Pilates On the Go: Double Leg Stretch
|The Roll-Up||Single Leg
|Crisscross||Side Kick Series|
It’s the month of love… time to give those abdominals some extra love and attention! Continuing on with our stomach series is a great way to give yourself some tender loving care.
Find a quiet room, and allow yourself 5 -15 minutes to rejuvenate the mind and body with a few Pilates exercises. If you are feeling stress, anxiety, or maybe, that afternoon sugar low…STOP…before you grab that cup of coffee or soda, take a few sips of cool, refreshing water, and try something new from your daily routine. Pilates is a great way to get your circulation flowing without the traditional caffeine and sugar substitutes.
Begin with a few cleansing breaths, to relax the mind and body, and allow yourself to focus on being in the present moment. Inhale through the nose, exhale out the mouth. Fully fill the lungs with air, connecting your mind and body through your breath. Put aside all the days’ challenges, past or future, and allow yourself to enjoy this moment. Right here, right now.
On your mat, begin warming the body and getting your circulation flowing with the One Hundred. Continue to flow through the series with The Roll-Up, moving into to Single Leg Circles, then massaging the spine with Rolling Like a Ball. Begin the stomach series with the Single Leg Stretch. All the rules that apply to the Single Leg Stretch apply to the Double Leg Stretch, which is the second exercise in the stomach series. If you are short on time, begin with the Hundred and move into the stomach series from there, starting with the Single Leg Stretch. After you have completed the Ssingle Leg Sretch, bend both knees and bring them into the chest, moving right into the Double Leg Stretch…
THE DOUBLE LEG STRETCH
- Begin with knees bent into the chest, hands on the shins and elbows reaching out wide towards opposite sides of the room. Chin is tucked towards the chest, and you are lifting forward from the back of the chest and upper abdominals. The chest is open, the bottom of the shoulder blades are pressing into the mat, and the shoulders are off the mat. Be mindful that you are not sinking into the neck and shouders.

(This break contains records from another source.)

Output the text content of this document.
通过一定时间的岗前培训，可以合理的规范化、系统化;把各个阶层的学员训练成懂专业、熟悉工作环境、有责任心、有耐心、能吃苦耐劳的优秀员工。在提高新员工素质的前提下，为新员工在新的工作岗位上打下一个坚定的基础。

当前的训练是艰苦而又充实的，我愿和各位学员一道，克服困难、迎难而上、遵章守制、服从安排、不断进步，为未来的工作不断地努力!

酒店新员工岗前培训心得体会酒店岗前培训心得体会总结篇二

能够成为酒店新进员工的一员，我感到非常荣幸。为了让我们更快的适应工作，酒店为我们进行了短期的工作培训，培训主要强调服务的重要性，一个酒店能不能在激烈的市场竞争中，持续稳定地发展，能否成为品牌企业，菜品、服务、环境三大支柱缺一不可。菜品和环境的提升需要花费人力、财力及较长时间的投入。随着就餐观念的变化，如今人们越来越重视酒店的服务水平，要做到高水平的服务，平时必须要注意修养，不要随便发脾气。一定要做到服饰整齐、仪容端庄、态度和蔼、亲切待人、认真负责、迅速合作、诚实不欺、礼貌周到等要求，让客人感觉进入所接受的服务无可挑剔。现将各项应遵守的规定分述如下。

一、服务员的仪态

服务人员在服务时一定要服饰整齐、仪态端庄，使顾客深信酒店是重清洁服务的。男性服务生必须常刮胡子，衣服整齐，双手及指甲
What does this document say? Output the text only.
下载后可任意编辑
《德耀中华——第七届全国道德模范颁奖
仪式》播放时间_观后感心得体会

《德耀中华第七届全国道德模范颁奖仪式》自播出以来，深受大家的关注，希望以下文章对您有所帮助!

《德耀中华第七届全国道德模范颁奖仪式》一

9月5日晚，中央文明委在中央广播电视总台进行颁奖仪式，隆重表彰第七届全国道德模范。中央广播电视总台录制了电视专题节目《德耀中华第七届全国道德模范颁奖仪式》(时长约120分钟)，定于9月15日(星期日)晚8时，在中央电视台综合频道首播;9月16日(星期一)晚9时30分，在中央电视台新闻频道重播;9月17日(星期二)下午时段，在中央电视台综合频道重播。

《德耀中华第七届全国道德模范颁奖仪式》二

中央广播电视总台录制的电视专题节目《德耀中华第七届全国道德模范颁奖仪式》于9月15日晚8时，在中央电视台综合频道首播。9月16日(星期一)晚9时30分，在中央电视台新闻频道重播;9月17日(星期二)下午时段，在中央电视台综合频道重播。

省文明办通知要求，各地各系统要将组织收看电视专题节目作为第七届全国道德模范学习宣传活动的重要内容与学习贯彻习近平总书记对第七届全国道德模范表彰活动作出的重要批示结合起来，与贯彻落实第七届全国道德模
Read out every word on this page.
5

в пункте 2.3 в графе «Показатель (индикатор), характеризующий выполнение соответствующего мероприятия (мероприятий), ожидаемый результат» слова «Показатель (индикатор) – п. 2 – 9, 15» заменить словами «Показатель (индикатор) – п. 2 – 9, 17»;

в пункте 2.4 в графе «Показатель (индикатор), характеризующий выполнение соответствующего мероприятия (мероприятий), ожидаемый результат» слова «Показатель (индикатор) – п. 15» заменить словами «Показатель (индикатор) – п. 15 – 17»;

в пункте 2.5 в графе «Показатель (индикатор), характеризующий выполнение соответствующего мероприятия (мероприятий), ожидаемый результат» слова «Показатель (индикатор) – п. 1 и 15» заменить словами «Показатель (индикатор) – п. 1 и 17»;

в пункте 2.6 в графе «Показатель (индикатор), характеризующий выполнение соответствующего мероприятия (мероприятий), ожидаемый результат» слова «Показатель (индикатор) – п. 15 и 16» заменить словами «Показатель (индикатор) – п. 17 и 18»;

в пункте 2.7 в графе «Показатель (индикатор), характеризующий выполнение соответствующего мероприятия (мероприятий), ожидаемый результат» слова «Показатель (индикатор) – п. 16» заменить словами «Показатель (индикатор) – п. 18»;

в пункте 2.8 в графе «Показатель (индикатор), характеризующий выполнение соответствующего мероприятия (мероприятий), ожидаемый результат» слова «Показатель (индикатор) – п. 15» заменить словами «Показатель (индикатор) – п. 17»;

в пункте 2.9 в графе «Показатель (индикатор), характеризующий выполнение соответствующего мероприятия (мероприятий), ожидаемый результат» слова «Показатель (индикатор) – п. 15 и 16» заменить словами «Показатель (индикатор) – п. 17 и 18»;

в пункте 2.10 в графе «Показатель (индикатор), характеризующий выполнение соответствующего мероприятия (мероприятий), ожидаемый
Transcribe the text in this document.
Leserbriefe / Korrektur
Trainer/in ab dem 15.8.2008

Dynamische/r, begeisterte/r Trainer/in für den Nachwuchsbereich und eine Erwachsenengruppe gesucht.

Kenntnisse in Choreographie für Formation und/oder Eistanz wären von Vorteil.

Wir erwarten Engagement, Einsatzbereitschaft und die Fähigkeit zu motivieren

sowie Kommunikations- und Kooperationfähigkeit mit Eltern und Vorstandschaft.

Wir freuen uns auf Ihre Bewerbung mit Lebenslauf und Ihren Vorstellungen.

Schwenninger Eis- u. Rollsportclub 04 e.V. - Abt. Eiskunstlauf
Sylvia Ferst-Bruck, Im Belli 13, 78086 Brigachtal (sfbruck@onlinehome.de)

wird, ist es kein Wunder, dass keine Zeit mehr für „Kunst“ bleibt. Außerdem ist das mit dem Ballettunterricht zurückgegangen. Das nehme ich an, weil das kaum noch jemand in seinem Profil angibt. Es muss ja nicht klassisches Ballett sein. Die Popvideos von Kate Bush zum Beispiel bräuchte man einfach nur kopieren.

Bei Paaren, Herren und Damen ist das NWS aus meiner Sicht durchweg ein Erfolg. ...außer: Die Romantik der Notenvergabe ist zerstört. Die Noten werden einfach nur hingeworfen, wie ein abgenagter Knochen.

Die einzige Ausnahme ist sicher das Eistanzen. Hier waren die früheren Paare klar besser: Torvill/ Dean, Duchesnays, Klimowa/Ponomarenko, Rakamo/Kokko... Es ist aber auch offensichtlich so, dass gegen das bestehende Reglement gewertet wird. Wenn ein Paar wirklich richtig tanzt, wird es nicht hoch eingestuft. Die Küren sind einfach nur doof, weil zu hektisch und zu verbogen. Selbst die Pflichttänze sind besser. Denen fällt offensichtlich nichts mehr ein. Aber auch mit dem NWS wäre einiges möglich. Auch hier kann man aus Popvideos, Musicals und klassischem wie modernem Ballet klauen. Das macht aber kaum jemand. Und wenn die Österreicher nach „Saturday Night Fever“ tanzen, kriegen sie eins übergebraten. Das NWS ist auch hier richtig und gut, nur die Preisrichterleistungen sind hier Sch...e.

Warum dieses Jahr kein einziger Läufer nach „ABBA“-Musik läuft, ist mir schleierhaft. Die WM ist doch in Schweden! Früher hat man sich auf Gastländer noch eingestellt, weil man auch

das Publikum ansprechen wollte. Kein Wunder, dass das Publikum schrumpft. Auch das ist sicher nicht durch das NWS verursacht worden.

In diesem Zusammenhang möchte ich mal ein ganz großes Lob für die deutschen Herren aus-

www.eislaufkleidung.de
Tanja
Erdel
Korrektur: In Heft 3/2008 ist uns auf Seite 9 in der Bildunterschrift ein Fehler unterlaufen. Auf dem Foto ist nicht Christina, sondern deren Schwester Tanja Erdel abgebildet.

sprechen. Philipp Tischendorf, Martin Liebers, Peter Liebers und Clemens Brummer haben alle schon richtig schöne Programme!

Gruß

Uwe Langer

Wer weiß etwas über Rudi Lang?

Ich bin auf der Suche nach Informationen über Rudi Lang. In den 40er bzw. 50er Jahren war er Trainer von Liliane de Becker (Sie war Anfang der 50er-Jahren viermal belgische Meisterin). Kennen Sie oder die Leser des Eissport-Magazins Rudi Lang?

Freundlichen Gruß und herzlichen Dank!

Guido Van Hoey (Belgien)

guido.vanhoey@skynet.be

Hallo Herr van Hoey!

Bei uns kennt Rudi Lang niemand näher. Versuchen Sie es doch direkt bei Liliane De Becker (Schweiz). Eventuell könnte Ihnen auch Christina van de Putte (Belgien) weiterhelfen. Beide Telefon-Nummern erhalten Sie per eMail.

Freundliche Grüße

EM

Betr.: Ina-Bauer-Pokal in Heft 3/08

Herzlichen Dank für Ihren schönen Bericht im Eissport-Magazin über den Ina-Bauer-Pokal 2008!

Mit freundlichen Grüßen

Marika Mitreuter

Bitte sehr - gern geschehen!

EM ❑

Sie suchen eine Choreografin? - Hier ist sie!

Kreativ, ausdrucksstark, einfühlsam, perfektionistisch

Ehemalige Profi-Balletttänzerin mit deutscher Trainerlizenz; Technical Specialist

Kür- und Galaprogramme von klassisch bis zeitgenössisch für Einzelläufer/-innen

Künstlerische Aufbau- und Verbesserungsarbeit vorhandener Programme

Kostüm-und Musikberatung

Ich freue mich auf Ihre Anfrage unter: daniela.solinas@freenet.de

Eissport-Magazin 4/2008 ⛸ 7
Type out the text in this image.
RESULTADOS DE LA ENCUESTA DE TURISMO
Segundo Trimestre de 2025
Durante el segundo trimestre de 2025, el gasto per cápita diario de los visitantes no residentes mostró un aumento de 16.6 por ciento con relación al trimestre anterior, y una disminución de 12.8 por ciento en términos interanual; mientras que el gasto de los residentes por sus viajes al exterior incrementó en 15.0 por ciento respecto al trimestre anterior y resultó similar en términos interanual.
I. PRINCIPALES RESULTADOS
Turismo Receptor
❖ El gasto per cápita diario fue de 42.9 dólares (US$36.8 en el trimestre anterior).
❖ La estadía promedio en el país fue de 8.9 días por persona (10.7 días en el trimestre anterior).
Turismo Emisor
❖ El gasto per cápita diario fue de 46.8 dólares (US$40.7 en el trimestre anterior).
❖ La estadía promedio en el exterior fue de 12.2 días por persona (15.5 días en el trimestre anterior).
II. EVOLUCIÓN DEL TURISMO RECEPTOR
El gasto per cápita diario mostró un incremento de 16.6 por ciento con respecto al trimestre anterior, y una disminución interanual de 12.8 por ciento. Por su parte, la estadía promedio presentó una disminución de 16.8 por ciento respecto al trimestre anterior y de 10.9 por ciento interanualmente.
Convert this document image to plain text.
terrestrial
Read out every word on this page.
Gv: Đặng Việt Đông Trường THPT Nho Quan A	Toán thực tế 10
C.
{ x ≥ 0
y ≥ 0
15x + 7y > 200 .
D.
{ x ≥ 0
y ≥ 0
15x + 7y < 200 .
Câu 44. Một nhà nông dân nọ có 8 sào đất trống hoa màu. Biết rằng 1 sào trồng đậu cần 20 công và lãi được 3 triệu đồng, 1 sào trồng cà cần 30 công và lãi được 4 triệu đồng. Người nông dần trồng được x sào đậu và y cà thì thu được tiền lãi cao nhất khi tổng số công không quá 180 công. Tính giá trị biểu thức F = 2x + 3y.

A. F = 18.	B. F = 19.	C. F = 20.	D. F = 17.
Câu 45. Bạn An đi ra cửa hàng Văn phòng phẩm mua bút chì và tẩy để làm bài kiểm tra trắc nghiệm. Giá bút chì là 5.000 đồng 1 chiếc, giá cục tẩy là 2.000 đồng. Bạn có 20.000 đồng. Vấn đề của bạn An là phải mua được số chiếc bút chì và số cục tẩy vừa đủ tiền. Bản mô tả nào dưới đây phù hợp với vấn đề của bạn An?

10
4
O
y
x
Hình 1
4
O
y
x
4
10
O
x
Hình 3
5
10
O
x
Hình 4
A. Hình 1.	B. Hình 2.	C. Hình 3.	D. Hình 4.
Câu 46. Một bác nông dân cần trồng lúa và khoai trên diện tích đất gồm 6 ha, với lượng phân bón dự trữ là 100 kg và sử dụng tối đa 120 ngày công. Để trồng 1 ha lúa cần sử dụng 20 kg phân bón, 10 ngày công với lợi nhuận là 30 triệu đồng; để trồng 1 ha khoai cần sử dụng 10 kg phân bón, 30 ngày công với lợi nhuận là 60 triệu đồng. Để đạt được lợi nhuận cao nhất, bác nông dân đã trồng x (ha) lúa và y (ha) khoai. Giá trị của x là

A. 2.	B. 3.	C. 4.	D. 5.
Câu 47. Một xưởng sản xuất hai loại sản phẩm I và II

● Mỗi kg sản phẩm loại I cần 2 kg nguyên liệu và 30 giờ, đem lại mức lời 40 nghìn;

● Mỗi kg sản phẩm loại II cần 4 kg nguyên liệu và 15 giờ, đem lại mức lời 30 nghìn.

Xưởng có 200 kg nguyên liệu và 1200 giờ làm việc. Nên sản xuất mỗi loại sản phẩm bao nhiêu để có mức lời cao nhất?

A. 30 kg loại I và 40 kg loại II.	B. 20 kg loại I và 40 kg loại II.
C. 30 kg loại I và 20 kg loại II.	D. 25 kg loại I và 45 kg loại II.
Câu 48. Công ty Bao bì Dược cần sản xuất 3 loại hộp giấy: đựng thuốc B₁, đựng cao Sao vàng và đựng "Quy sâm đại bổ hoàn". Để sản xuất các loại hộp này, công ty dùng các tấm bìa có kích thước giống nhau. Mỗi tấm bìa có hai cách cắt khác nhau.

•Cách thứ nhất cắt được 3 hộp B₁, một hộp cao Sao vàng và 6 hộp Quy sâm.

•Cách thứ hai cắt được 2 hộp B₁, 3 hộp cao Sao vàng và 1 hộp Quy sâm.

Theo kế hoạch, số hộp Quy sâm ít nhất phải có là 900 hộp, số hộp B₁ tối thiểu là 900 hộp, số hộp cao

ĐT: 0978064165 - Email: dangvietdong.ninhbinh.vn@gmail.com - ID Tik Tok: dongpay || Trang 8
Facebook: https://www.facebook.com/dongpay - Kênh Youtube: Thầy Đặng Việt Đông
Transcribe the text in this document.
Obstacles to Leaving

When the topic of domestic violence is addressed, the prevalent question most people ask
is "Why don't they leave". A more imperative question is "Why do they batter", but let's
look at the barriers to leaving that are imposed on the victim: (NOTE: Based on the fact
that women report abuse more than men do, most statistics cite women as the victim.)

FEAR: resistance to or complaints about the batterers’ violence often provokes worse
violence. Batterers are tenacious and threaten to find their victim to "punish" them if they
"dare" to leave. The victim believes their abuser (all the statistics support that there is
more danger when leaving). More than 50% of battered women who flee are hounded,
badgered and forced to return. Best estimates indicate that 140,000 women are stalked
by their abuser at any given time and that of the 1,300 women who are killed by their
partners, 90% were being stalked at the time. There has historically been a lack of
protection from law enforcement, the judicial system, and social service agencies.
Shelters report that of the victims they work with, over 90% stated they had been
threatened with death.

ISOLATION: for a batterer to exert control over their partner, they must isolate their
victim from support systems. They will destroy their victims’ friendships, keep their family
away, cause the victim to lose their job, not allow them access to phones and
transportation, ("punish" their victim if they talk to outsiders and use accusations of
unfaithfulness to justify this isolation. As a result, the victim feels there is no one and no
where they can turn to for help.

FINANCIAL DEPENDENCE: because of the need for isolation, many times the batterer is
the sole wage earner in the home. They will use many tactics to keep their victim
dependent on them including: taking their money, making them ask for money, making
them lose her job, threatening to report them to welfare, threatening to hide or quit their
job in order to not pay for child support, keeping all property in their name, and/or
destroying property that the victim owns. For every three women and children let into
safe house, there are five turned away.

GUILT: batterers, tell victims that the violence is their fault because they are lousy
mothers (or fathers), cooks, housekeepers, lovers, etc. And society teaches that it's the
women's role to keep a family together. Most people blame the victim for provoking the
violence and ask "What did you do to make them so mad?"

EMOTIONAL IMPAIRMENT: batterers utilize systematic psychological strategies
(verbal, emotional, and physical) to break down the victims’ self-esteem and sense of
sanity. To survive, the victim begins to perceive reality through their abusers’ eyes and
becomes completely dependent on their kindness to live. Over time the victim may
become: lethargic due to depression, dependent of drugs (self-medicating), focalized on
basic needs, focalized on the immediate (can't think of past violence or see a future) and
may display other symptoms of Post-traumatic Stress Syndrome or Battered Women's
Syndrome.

- Imagine you have a heavy anchor or weight attached to the navel, and the anchor is sinking through the floor, causing you to scoop the abdominals deeply toward the spine throughout the exercise. Resist the abdominals from releasing as the arms and legs extend.
- Inhale and extend the arms in line with the ears, and the legs up to the ceiling at a 90 degree angle. Imagine you are taking a big stretch as you wake up in the morning, and your torso and navel are anchored to the floor. Feel as though your arms and legs are being pulled in opposite directions.
- As you exhale reach the arms out wide towards opposite sides of the room (resisting them from coming back into your sides). Keep the legs extended until the arms meet your sides, then bend the knees into the chest and press the palms of the hands against your shins (at the same time pressing the shins up into the hands), scooping the navel deeper to the spine. Think of compressing air out of the lungs.
- Repeat the movement five to ten times. Remain still in your torso as you inhale to stetch out, and exhale to pull back in.
- Keep the neck and head supported by keeping the chin tucked toward the chest (as though you are gently holding an apple or small ball), while keeping the eyes focused on the navel. If your eyes shift to the ceiling, your head will begin to fall back, and may cause strain on the neck. If your neck is fatigued, or you feel pain, place the head and neck on the mat and perform the exercise with the head resting on the mat (or folded towel).
- Engage the buttocks and the backs of the upper thighs together (in the Pilates stance), so no light is coming through the top of the legs. Imagine you are squeezing a tennis ball . This will help keep the abdominals scooping, and protect the lower back.
- As you stretch the body long, reaching the arms in line with your ears, try to keep the upper body lifting forward, so that the chest, neck and head do not fall back. This will also allow you to keep the upper and lower abdominals engaged. Do not let the head fall back.
- When finishing a repetition, pressing the shins up into the palms of the hands, and increasing the distance between your chest and thighs, may allow you to feel a nice release in the upper back and neck.
Extend the legs at a 45 degree angle, or as low as hip height (never lower). Try to find as much length in the legs as possible. The lower back should remain on the floor, and the navel scooping deeply to the spine. Really think of engaging a tennis ball between the buttocks and upper inner thighs.
You can do it! Maybe the best treat this month is giving yourself more love and attention so you are empowered to spread more love and affection.